Clinicians are routinely making decisions about which diagnostic procedures to perform (e.g., biopsy, blood test, advanced imaging) to assess a patient’s condition. However, the process of reaching an accurate diagnosis is currently error prone and inefficient. Clinicians are tasked with reviewing a growing amount of clinical information that is often drawn from multiple sources. As the variety of diagnostic procedures increases (e.g., new molecular diagnostic testing and improved imaging protocols), it is critical to select the right tests, both to provide relevant and accurate information and to diagnose patients in a timely, cost-efficient manner.
This project, funded by the National Science Foundation through its Smart & Connected Health program, harnesses the growing amount of data that is captured in the electronic health record to discover the optimal diagnostic pathway for an individual patient. A multidisciplinary team led by Mihaela van der Schaar (Electrical Engineering) and I will investigate approaches that transform data into actionable knowledge, enabled by a new class of clinical decision support algorithms that actively learn from available clinical data. The objective of this project is to develop and evaluate a data-driven framework for decision support that helps clinicians to deliver individualized patient care by discovering optimal sequences of actions and to diagnose patients in a timely, accurate, and cost-effective manner.

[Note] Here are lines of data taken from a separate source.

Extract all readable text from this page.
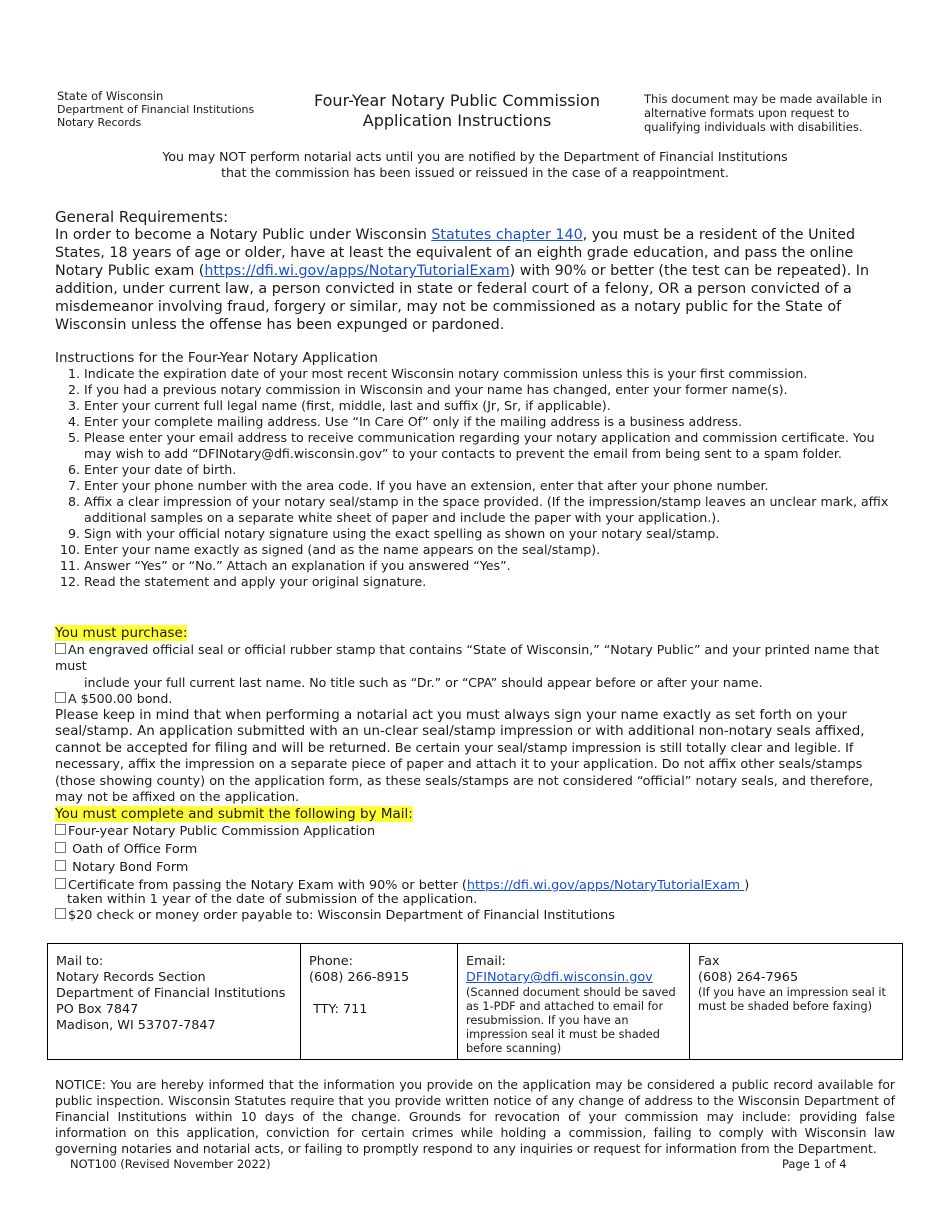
State of Wisconsin
Department of Financial Institutions
Notary Records
Four-Year Notary Public Commission
Application Instructions
This document may be made available in alternative formats upon request to qualifying individuals with disabilities.
You may NOT perform notarial acts until you are notified by the Department of Financial Institutions
that the commission has been issued or reissued in the case of a reappointment.
General Requirements:
In order to become a Notary Public under Wisconsin Statutes chapter 140, you must be a resident of the United States, 18 years of age or older, have at least the equivalent of an eighth grade education, and pass the online Notary Public exam (https://dfi.wi.gov/apps/NotaryTutorialExam) with 90% or better (the test can be repeated). In addition, under current law, a person convicted in state or federal court of a felony, OR a person convicted of a misdemeanor involving fraud, forgery or similar, may not be commissioned as a notary public for the State of Wisconsin unless the offense has been expunged or pardoned.
Instructions for the Four-Year Notary Application
1. Indicate the expiration date of your most recent Wisconsin notary commission unless this is your first commission.
2. If you had a previous notary commission in Wisconsin and your name has changed, enter your former name(s).
3. Enter your current full legal name (first, middle, last and suffix (Jr, Sr, if applicable).
4. Enter your complete mailing address. Use “In Care Of” only if the mailing address is a business address.
5. Please enter your email address to receive communication regarding your notary application and commission certificate. You may wish to add “DFINotary@dfi.wisconsin.gov” to your contacts to prevent the email from being sent to a spam folder.
6. Enter your date of birth.
7. Enter your phone number with the area code. If you have an extension, enter that after your phone number.
8. Affix a clear impression of your notary seal/stamp in the space provided. (If the impression/stamp leaves an unclear mark, affix additional samples on a separate white sheet of paper and include the paper with your application.).
9. Sign with your official notary signature using the exact spelling as shown on your notary seal/stamp.
10. Enter your name exactly as signed (and as the name appears on the seal/stamp).
11. Answer “Yes” or “No.” Attach an explanation if you answered “Yes”.
12. Read the statement and apply your original signature.
You must purchase:
An engraved official seal or official rubber stamp that contains “State of Wisconsin,” “Notary Public” and your printed name that must
include your full current last name. No title such as “Dr.” or “CPA” should appear before or after your name.
A $500.00 bond.
Please keep in mind that when performing a notarial act you must always sign your name exactly as set forth on your seal/stamp. An application submitted with an un-clear seal/stamp impression or with additional non-notary seals affixed, cannot be accepted for filing and will be returned. Be certain your seal/stamp impression is still totally clear and legible. If necessary, affix the impression on a separate piece of paper and attach it to your application. Do not affix other seals/stamps (those showing county) on the application form, as these seals/stamps are not considered “official” notary seals, and therefore, may not be affixed on the application.
You must complete and submit the following by Mail:
Four-year Notary Public Commission Application
Oath of Office Form
Notary Bond Form
Certificate from passing the Notary Exam with 90% or better (https://dfi.wi.gov/apps/NotaryTutorialExam )
taken within 1 year of the date of submission of the application.
$20 check or money order payable to: Wisconsin Department of Financial Institutions
Mail to:
Notary Records Section
Department of Financial Institutions
PO Box 7847
Madison, WI 53707-7847

Phone:
(608) 266-8915
TTY: 711

Email:
DFINotary@dfi.wisconsin.gov
(Scanned document should be saved as 1-PDF and attached to email for resubmission. If you have an impression seal it must be shaded before scanning)

Fax
(608) 264-7965
(If you have an impression seal it must be shaded before faxing)
NOTICE: You are hereby informed that the information you provide on the application may be considered a public record available for public inspection. Wisconsin Statutes require that you provide written notice of any change of address to the Wisconsin Department of Financial Institutions within 10 days of the change. Grounds for revocation of your commission may include: providing false information on this application, conviction for certain crimes while holding a commission, failing to comply with Wisconsin law governing notaries and notarial acts, or failing to promptly respond to any inquiries or request for information from the Department.
NOT100 (Revised November 2022)	Page 1 of 4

Towards this goal, the project addresses challenges related to finding relevant information from large, longitudinal patient data; learning sequences of actions from past patient cases; and handling uncertainty that is inherent to the practice of medicine.
This project will lead to the creation of a decision support tool called Smart Diagnostics (SmartDx) for ordering diagnostic tests. Two commonly problematic diagnostic scenarios are initially targeted:
  1. whether a patient presenting with chest pains has a pulmonary embolism (PE); or
  2. whether a patient with diabetes, high blood pressure, and a history of smoking has coronary artery disease (CAD).

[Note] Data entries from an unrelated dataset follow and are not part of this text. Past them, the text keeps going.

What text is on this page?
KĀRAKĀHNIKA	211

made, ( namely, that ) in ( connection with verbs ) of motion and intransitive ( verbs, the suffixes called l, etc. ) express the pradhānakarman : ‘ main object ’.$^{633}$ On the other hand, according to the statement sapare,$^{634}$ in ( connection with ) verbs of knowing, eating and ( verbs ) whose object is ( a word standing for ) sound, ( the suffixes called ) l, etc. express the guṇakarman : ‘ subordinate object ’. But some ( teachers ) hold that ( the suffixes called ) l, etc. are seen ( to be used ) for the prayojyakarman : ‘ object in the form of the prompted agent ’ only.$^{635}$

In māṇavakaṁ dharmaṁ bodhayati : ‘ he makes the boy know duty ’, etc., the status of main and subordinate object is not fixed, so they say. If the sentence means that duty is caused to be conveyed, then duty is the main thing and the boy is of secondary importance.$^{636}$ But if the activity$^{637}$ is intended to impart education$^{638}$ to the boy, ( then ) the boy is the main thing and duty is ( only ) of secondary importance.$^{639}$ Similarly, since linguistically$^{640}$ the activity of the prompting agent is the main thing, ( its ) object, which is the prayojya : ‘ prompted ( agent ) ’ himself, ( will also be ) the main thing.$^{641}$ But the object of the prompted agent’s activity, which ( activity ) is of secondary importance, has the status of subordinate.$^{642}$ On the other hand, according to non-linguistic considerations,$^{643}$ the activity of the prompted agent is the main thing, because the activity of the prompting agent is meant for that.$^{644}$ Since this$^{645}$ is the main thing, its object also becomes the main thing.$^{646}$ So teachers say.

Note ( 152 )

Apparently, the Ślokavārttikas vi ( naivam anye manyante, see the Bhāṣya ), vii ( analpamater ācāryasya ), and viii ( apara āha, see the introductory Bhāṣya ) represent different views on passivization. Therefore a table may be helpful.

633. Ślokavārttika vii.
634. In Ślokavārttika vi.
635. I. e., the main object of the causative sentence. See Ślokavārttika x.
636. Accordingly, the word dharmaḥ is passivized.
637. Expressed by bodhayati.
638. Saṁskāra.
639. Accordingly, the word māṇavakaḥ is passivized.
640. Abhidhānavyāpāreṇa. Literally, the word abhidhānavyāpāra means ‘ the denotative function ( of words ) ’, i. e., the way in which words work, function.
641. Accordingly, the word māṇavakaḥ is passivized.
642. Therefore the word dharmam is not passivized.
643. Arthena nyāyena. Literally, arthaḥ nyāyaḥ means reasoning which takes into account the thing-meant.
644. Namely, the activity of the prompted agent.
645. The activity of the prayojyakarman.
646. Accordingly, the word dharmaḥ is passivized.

In 2014, imaging exams for diagnosing PE accounted for $72 million in total payments (2% of all claims) while CAD represented $433 million (14% of all claims), as reported by the Chronic Conditions Data Warehouse. We will demonstrate the feasibility and advantages of our work by evaluating SmartDx’s ability to address these high impact areas. The deployment of our learning algorithms will improve how observational clinical data can be used to generate evidence that improves healthcare delivery, efficiency, and ultimately, realizes precision medicine and improves patient outcomes. Importantly, this project will support the involvement of a diverse group of graduate students who will be trained in an interdisciplinary manner to translate algorithms and data science concepts into applications that have real-world clinical utility, and with a clear understanding of the myriad technical and cognitive challenges of such implementation.